她性情刚烈,举止粗野,行为任性,无所忌惮,无拘无束,而且她还是个急性子,甚至可以说脾气暴躁。
她做事往往凭着冲动,很轻易就做出一个决定,而且不管干什么都是天不怕地不怕的。
另外,要不是看在她的身份毕竟也是很高贵的份上……”
他很严肃地干咳了一声,“我是怎么也不会让她有机会与我共享我的尊贵勋爵的称号的。
我认为,她还是属于比较有正义感的人的,在关键时候能够牺牲自己,对有损自己名誉的事情深恶痛绝。”
“你有没有她的照片?”
“我一直带在身上呢!”他将表链上的小金盒打开,然后一位特别美丽的女人的面容展现在我们眼前。而那并不是一张照片,而是一个用象牙雕刻的袖珍人像。艺术家充分发挥了其艺术水平,将那光亮的黑发、又大又黑的眼睛和优美的小嘴活灵活现地展现了出来,深具感染力。福尔摩斯仔细地观察了那雕像好半天,然后才将盒子盖上,并将它还给了圣西蒙勋爵。
“那么你们之间再次联系是在这位年轻的小姐来到伦敦后吗?”
“对,她父亲带着她一起来参加了上次在伦敦举行的新年联谊会,然后我们之间频繁接触,随后就订了婚,最后又和她结了婚。”
“据说她的父亲还给了她很可观的一笔嫁妆?”
“嫁妆是很丰厚的,几乎跟我们这边的一般贵族家庭所给的不相上下。”
“既然你们的婚礼已经完成,那么显然你已经拥有了这份嫁妆了?”
“关于这个,我还真是一直没有来得及过问呢!”
“没有去过问是很正常的。在婚礼之前的一天,你有没有见到多兰小姐?”
“见了。”
“她心情怎样,高兴吗?”
“她的心情从来没有那么高兴过,一直在跟我谈我们将来的生活和打算。”
“真的!那太有意思了。那么在结婚当天早上她又是怎样的呢?”
“她依然很高兴,可以说一直特别处于很兴奋的状态,至少我可以说她在婚礼结束前都是这样的。”
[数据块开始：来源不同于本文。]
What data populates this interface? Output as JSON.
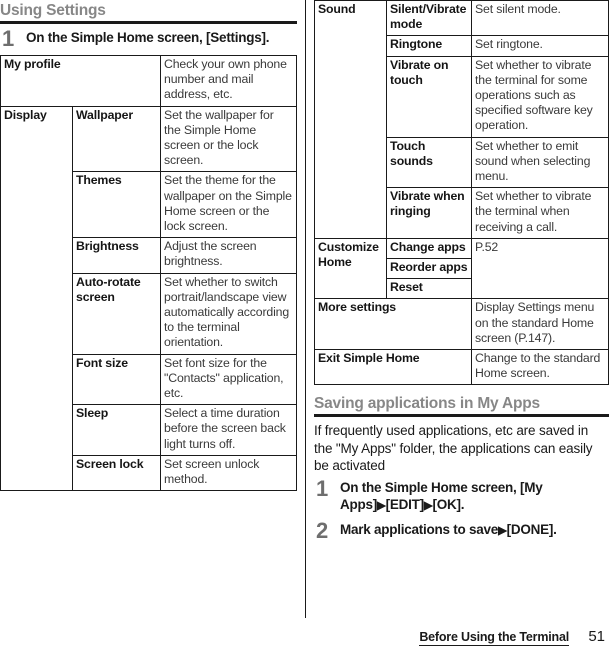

“那么在此之后她有没有什么异常的举动,你留意到了吗?”
“哦,说实在的,就在这个时候我发现了一个以前没有见过的第一个异常。即她的脾气太急躁,这应该不值一提吧,或许我觉得这跟本案的关系也不大。”
“虽然如此,还是劳烦你说说吧!”
“唉,可以说那就是一种耍小孩子脾气的。我们当时正走向教堂法衣室,她刚从前排的座位旁走过去,结果一不小心将手里的花弄掉了。花正好落在座位前。少顷,一位座位上的先生将花捡了起来,并递给她。实际上这束花几乎看不出有什么损坏。但是我说起这个的时候,她却生硬地否定了我的看法,甚至在坐马车回家的路上一直为这件不值一提的小事而耿耿于怀,心情烦躁,我觉得简直太可笑了。”
“这是真的啊!刚才你说到有一位先生坐在前排,也就是说,当时是有别的人在座的?”
“哦,没错,教堂在开门的时候,是没法阻止所有人不进去的。”
“那这位先生有没有可能是你的妻子的一位朋友呢?”
“不,不可能的,我其实完全是出于礼貌才这么称呼这个人为先生的,其实他也就是一个很一般的人而已,甚至平常得我连他长什么样都没记住。可是,我想我们的话题是不是有点儿太远了。”
“您的妻子既然在婚礼结束后并没有她一开始时的那么愉快的心情,那么当她回到她父亲那儿的时候又有什么举动呢?”